KUDUS, Harianmuria.com – Kementerian Pendidikan, Kebudayaan, Riset, dan Teknologi (Kemendikbudristek) Republik Indonesia menetapkan 6 tradisi asli Kabupaten Kudus masuk ke dalam Warisan Budaya Tak benda (WBTb).
Enam tradisi kebudayaan yang masuk dalam WBTb Nasional diantaranya tradisi Dandangan, Jenang Kudus, Kesenian Barongan, dan Joglo Pencu, prosesi Jamasan Pusaka Sunan Kudus Keris Cinthaka, serta tradisi Buka Luwur Sunan Kudus.
Kepala Dinas Kebudaayaan dan Pariwisata (Disbudpar) Kabupaten Kudus, Mutrikah melalui Subkoordinator Seksi Sentradasa, Bambang Widiharto menyampaikan, penetapan keenam budaya menjadi WBTb itu sudah dilakukan sejak beberapa tahun terakhir. Penetapan tersebut dilakukan secara bertahap hingga totalnya saat ini ada enam kebudayaan yang tercatat sebagai WBTb Nasional.
“Dengan tercatat sebagai WBTb ini merupakan salah satu upaya untuk tetap melestarikan kebudayaan tersebut,” kata Bambang.
Setelah ditetapkan menjadi WBTb, pihaknya berkewajiban melaporkan kegiatan secara rutin ke Kemendikbudristek RI setidaknya satu tahun sekali. Jika tidak, status WBTb Nasional ini bisa dicabut oleh pihak kementerian.
“Setidaknya setiap setahun sekali kegiatan budaya-budaya itu kami laporkan. Karena jika empat tahun berturut-turut tidak ada laporan kegiatan budaya tersebut, status WBTb akan dicabut,” sebutnya.
Pihaknya mengungkap, proses keenam kebudayaan tersebut untuk menjadi WBTb Nasional tidaklah mudah. Mengingat, tidak semua seni dan kebudayaan bisa masuk dalam kategori WBTb Nasional. Kebudayaan yang ditetapkan jadi WBtb Nasional tersebut diharuskan merupakan budaya yang harus sudah mentradisi dan melekat di masyarakat dan harus sudah berusia 50 tahun.
Selain keenam warisan budaya Kota Kretek tersebut, pihaknya pun berencana untuk mendaftarkan lagi tradisi kebudayaan asli Kabupaten Kudus lainnya untuk bisa menjadi WBTb Nasional.

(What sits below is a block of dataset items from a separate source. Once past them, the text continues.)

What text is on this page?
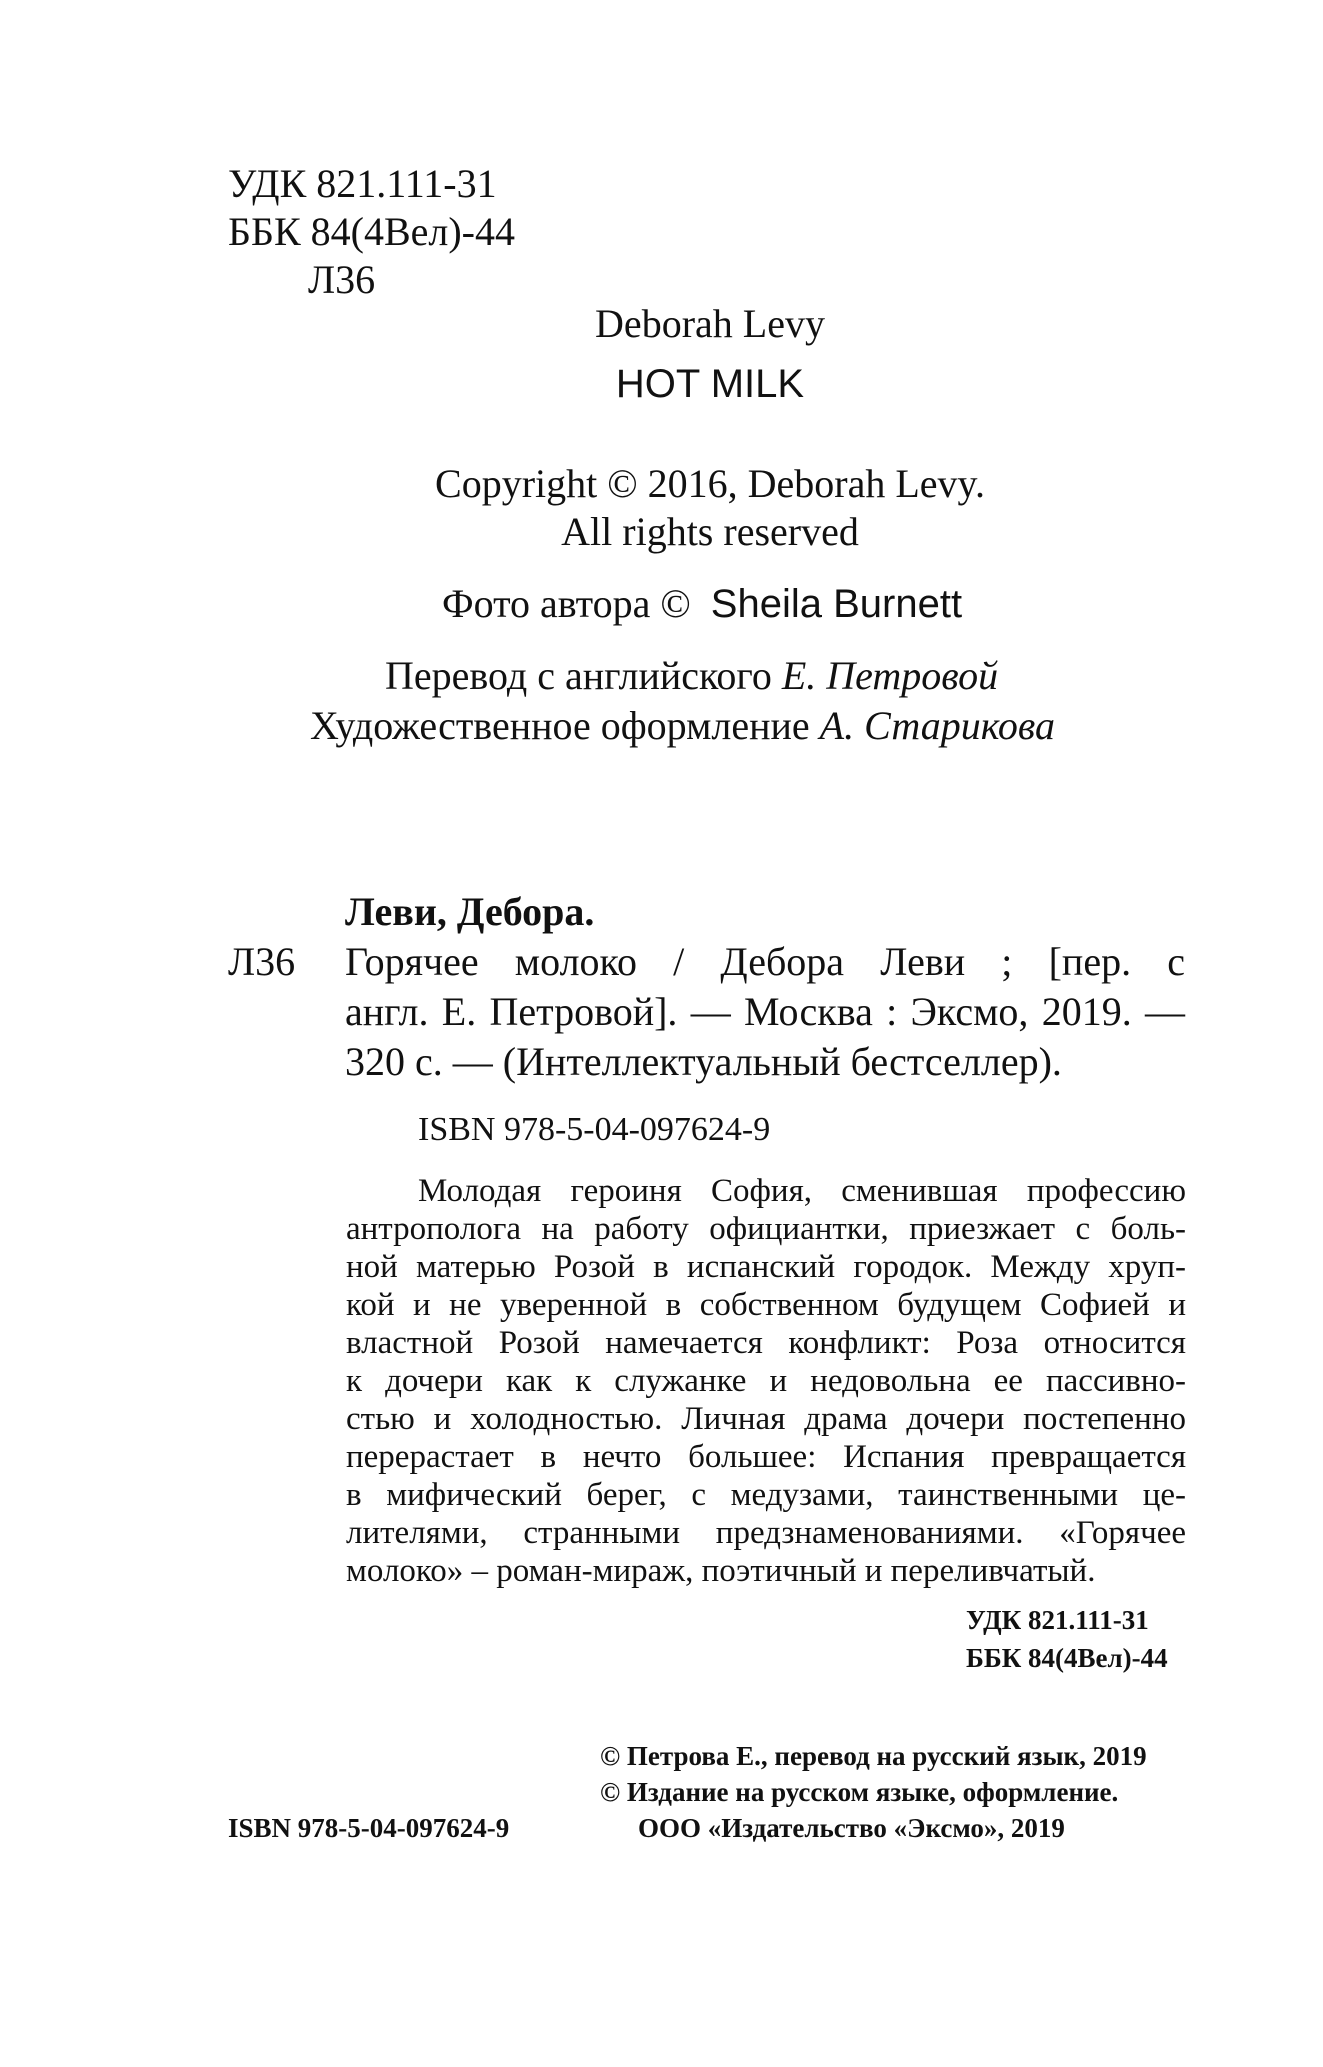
УДК 821.111-31
ББК 84(4Вел)-44
Л36
Deborah Levy
HOT MILK
Copyright © 2016, Deborah Levy.
All rights reserved
Фото автора © Sheila Burnett
Перевод с английского Е. Петровой
Художественное оформление А. Старикова
Леви, Дебора.
Л36 Горячее молоко / Дебора Леви ; [пер. с
англ. Е. Петровой]. — Москва : Эксмо, 2019. —
320 с. — (Интеллектуальный бестселлер).
ISBN 978-5-04-097624-9
Молодая героиня София, сменившая профессию
антрополога на работу официантки, приезжает с боль-
ной матерью Розой в испанский городок. Между хруп-
кой и не уверенной в собственном будущем Софией и
властной Розой намечается конфликт: Роза относится
к дочери как к служанке и недовольна ее пассивно-
стью и холодностью. Личная драма дочери постепенно
перерастает в нечто большее: Испания превращается
в мифический берег, с медузами, таинственными це-
лителями, странными предзнаменованиями. «Горячее
молоко» – роман-мираж, поэтичный и переливчатый.
УДК 821.111-31
ББК 84(4Вел)-44
© Петрова Е., перевод на русский язык, 2019
© Издание на русском языке, оформление.
ООО «Издательство «Эксмо», 2019
ISBN 978-5-04-097624-9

“Kami ada rencana untuk mendaftarkan lagi ke WBTB. Ini masih kami pilah-pilah dan nanti tinggal menyusun deskripsinya. Karena yang sulit itu membuat diskripsi yang menggambarkan sejarah sebenarnya, apalagi dengan narasumber yang terbatas,” tuturnya. (Lingkar Network | Nisa Hafizhotus Syarifa – Harianmuria.com)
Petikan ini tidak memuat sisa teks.